As Donald Trump’s political star rose, the group’s rhetoric began to change. And when Biden won the 2020 election, prosecutors say, Rhodes began preparing for battle. Rhodes and the Oath Keepers planned for weeks to block the transfer of power, stockpiling weapons and creating armed “quick response force” teams to stand by outside the nation’s capital, prosecutors said.

On January 6, 2021, two teams of sworn guards stormed the Capitol along with hundreds of other angry Trump supporters, according to authorities.

Rhodes is not accused of going inside, but was seen gathered outside the Capitol after the riot with several members who did, prosecutors said.

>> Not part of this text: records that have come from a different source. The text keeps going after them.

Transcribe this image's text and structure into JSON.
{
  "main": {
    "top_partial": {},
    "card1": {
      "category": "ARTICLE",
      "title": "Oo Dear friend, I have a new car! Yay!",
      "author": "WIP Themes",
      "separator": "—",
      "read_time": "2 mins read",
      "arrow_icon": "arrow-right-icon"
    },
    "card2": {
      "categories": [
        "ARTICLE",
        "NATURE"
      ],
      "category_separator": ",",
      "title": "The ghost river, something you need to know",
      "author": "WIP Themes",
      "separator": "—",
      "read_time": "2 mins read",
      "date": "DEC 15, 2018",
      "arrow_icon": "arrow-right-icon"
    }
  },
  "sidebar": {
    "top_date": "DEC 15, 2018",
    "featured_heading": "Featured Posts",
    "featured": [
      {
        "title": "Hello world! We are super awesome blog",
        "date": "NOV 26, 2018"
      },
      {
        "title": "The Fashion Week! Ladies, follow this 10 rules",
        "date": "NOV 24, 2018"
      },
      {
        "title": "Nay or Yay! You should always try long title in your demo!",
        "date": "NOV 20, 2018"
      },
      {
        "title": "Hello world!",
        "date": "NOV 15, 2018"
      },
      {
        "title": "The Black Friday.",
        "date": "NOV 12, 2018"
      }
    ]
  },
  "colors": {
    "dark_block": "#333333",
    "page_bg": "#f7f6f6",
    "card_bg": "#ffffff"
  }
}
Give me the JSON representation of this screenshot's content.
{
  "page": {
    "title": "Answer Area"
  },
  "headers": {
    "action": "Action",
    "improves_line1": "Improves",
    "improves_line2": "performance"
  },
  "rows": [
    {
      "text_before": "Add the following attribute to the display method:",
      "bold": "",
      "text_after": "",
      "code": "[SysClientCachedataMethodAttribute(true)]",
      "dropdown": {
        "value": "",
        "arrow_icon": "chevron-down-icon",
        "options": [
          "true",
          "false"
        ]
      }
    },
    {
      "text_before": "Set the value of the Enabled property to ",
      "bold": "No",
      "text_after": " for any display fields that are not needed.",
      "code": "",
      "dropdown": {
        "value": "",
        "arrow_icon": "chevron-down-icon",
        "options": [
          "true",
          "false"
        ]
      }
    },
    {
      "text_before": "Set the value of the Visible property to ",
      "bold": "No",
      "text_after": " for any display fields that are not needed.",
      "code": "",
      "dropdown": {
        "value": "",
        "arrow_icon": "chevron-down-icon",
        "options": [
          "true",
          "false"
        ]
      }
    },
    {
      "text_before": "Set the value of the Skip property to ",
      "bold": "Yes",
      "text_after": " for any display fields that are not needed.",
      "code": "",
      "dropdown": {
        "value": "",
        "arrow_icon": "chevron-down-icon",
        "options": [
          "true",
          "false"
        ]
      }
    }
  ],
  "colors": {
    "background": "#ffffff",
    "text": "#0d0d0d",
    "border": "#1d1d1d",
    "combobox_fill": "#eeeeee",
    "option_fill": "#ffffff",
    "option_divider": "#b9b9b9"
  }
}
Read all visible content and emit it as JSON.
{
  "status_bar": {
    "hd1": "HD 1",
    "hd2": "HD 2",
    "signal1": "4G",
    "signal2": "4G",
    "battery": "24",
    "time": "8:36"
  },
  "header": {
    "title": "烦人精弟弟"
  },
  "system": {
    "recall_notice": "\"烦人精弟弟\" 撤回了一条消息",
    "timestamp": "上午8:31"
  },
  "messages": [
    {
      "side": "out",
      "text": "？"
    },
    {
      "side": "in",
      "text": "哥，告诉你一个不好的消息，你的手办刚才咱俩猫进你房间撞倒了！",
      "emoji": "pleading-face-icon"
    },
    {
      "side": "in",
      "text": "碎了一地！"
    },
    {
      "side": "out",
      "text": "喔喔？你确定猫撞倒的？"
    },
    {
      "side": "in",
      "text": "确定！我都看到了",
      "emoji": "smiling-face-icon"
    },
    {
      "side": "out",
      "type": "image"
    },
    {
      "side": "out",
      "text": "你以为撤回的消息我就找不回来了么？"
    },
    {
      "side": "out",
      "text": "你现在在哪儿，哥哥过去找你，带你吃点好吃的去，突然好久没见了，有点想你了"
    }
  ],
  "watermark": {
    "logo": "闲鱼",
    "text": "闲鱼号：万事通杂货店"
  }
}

Defense attorneys argued that the militia group had come to Washington only to provide security for right-wing activists at pre-riot events.

The case dealt a heavy blow to the oath keepers. But this does not mean that the ideas that Rhodes promoted have disappeared.

“He came up with a plan that will be used in the future by people we don’t even know about,” said Jason Van Tattenhove, a former spokesman for the group. “I think it’s really important for us to pay attention.”